Reduction in Bleeding Complications After LVAD Implantation
ClearFlow Announces New Clinical Study with Positive Results for the PleuraFlow System
Anaheim, CA – November 15, 2016. ClearFlow, Inc., a medical device company based in Anaheim, California has announced the publication of positive results in a clinical trial evaluating the PleuraFlow® Active Clearance Technology® System. Data indicating a marked reduction in Retained Blood Syndrome (RBS) among patients recovering from implantation of left ventricular assist devices (LVAD) was published in the November/December 2016 edition of the American Society of Artificial Internal Organs (ASAIO) Journal (Vol. 62, Issue 66, p. 704-709). Data from the peer-reviewed paper, titled “Active Clearance of Chest Tubes Reduces Re-exploration for Bleeding After Ventricular Assist Device Implantation” was originally presented on April, 2016 at the annual International Society of Heart & Lung Transplantation (ISHLT) meeting in Washington DC.
Left ventricular assist devices (VAD) are routinely used to partially or completely replace the function of a failing heart, often as a support measure for patients awaiting heart transplantation. One of the most prevalent events hindering recovery in many patients is early postoperative bleeding, where nearly a third require a return to the operating room for bleeding, and some are unable to undergo closure of their chest immediately after the surgery (known as delayed sternal closure) due to bleeding.
Plus, many patients require additional chest tubes to be inserted in the ICU to remove retained blood. This new study, completed at Vanderbilt Medical Center, analyzed 252 patients undergoing VAD implantation with one group receiving conventional chest tubes, and an additional group receiving the PleuraFlow Active Clearance Technology System. Patients treated with PleuraFlow Active Clearance of their chest tubes had a 65% reduction in the need for take back for re-exploration for bleeding, an 82% reduction in the need for delayed sternal closure, and a 57% reduction in the need for supplemental chest tubes to drain retained blood.
“The results of this study demonstrate a substantial reduction in bleeding complications for this challenging patient population,” said Edward Boyle, MD, the founder and chairman of ClearFlow Inc. “What has been demonstrated is that bleeding complications can be reduced further by simply making sure that drainage of shed postoperative blood is not compromised due to occlusion of chest tubes during the early hours after surgery when coagulopathy is being corrected.”

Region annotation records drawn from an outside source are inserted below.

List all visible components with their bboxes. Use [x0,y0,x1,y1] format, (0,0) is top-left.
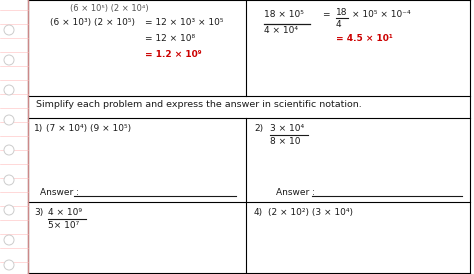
Text: Answer :: Answer : [40,188,79,197]
Text: (2 × 10²) (3 × 10⁴): (2 × 10²) (3 × 10⁴) [268,208,353,217]
Text: 18: 18 [336,8,347,17]
Text: 8 × 10: 8 × 10 [270,137,301,146]
Text: Simplify each problem and express the answer in scientific notation.: Simplify each problem and express the an… [36,100,362,109]
Text: (6 × 10⁵) (2 × 10⁴): (6 × 10⁵) (2 × 10⁴) [70,4,149,13]
Circle shape [4,175,14,185]
Text: = 1.2 × 10⁹: = 1.2 × 10⁹ [145,50,201,59]
Text: 2): 2) [254,124,263,133]
Circle shape [4,55,14,65]
Circle shape [4,85,14,95]
Text: 5× 10⁷: 5× 10⁷ [48,221,79,230]
Text: × 10⁵ × 10⁻⁴: × 10⁵ × 10⁻⁴ [352,10,410,19]
Text: = 12 × 10⁸: = 12 × 10⁸ [145,34,195,43]
Text: 4 × 10⁹: 4 × 10⁹ [48,208,82,217]
Circle shape [4,205,14,215]
Text: (7 × 10⁴) (9 × 10⁵): (7 × 10⁴) (9 × 10⁵) [46,124,131,133]
Text: =: = [322,10,329,19]
Circle shape [4,115,14,125]
Circle shape [4,235,14,245]
Text: = 12 × 10³ × 10⁵: = 12 × 10³ × 10⁵ [145,18,224,27]
Text: 3): 3) [34,208,43,217]
Text: 3 × 10⁴: 3 × 10⁴ [270,124,304,133]
Text: 1): 1) [34,124,43,133]
Circle shape [4,260,14,270]
Circle shape [4,25,14,35]
Text: Answer :: Answer : [276,188,315,197]
Text: 4): 4) [254,208,263,217]
Text: (6 × 10³) (2 × 10⁵): (6 × 10³) (2 × 10⁵) [50,18,135,27]
Text: 4 × 10⁴: 4 × 10⁴ [264,26,298,35]
Text: = 4.5 × 10¹: = 4.5 × 10¹ [336,34,393,43]
Text: 4: 4 [336,20,342,29]
Circle shape [4,145,14,155]
Text: 18 × 10⁵: 18 × 10⁵ [264,10,304,19]
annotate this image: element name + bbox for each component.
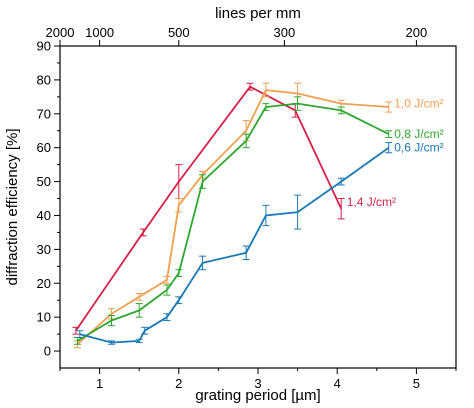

“This new data represents not only a substantial clinical benefit, but one that is certain to register on at the healthcare economic level,” said Paul Molloy, CEO of ClearFlow, Inc., which sponsored the study. “Healthcare value is a function of maximizing patient outcomes and reducing costs, and this simple intervention is poised to do both in this important population of heart failure patients.”
About ClearFlow, Inc.
ClearFlow, Inc. is an Anaheim, CA based medical device company that has developed a patented active blood and fluid evacuation system to speed recovery, reduce complications and lower healthcare costs related to medical tube obstruction. The company has been awarded several prestigious awards, including the European Association of Cardiothoracic Surgeons Techno-College Innovation Award for worldwide innovation that has the potential to change the standard of care in heart and lung surgery, and the Innovations in Cardiovascular Interventions Award, among others.
PleuraFlow and Active Clearance Technology are registered trademarks of ClearFlow, Inc.